“One of these days you’ll need to travel so that you can get to know Mexico.” We had been in Mexico for the better part of a decade, still, those were the words our former area director spoke to us. While we were a bit taken aback then, now, nearly four years into the role, we’re beginning to understand what he meant.
Of our nearly two decades as missionaries, we spent 13 years on the Yucatan Peninsula. Since our arrival in Mexico City in 2021, we’ve had the chance to travel broadly, navigating to many of our destinations in our Speed the Light vehicle. It’s been a season of firsts for us as we’ve seen new sights, tasted new foods, and met new friends.
This past month was a microcosm of this journey of discovery. On a return trip to Guadalajara, we walked the downtown streets with Rich and Jenni DeMartino, looking for property for the first A/G church in that part of the city. We also had our first experience of Chris and Julie Abiuso’s ministry in el Colli, participating in their Children’s Day celebration in that marginalized community (photo 1).

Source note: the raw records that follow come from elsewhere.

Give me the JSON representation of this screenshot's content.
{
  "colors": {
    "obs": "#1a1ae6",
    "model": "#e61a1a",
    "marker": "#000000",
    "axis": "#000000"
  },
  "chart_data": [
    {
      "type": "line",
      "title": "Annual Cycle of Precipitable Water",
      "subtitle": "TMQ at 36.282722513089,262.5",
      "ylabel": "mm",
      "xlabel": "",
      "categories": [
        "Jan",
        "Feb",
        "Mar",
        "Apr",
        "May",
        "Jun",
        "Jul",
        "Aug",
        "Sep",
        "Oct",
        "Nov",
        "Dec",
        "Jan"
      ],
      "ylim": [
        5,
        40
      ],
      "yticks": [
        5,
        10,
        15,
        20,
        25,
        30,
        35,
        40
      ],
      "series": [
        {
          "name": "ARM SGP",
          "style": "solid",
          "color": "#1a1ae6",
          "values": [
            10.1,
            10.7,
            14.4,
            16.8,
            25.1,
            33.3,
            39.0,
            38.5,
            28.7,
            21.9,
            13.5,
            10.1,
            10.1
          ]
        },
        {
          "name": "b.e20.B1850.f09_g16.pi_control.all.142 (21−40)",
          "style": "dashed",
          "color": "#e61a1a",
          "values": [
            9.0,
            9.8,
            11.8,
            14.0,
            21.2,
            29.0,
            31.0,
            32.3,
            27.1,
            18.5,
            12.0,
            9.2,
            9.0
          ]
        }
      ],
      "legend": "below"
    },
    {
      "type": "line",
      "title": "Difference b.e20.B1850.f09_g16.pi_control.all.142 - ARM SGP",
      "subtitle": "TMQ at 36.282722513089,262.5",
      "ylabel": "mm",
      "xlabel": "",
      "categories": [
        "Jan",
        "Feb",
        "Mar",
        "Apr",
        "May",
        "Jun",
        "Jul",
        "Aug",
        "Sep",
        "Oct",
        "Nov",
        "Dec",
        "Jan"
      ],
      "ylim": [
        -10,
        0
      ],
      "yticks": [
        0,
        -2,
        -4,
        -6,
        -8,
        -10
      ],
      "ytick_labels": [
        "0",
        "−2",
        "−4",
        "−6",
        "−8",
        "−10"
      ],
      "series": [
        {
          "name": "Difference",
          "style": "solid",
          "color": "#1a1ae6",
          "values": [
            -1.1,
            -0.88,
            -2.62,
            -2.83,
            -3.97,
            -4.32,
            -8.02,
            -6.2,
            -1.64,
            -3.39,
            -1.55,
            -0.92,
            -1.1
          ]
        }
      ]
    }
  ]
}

The month wrapped up in Distrito Oriente, where we had been invited to minister in the first-ever Regional Indigenous Festival held in Hidalgo (photo 2). Hosted by Alejandro Sandoval and his wife, Alma (photo 3), we sampled the pastes of Real del Monte and experienced the natural beauty of Tenango de las Flores even while speaking on four separate occasions. Still, the most gratifying discovery of the trip was the vision to reach the indigenous communities that they share with District Secretary, Noé Solis, his son, Abner, and his wife, Nora (photo 4), working among the Nahuatl. It’s a vision we want to help them realize.
So thanks for supporting our discovery of Mexico. As our knowledge grows, so does our love of its people and our desire for their redemption.
- Kelly holds the mic while Julie Abiuso works the puppet during children’s services in el Colli.
- Dave preaches at the 1st Regional Indigenous Festival in Tenango de las Flores.
- Alejandro Sandoval, coordinator of indigenous ministries (Distrito Oriente), and his wife, Alma.
- (Left) Abner Solis with his wife, Nora, workers among the Nahuatl in Northern Puebla. Noé Solis and his wife, Ruth (Right) are Abner’s parents and sponsoring pastors.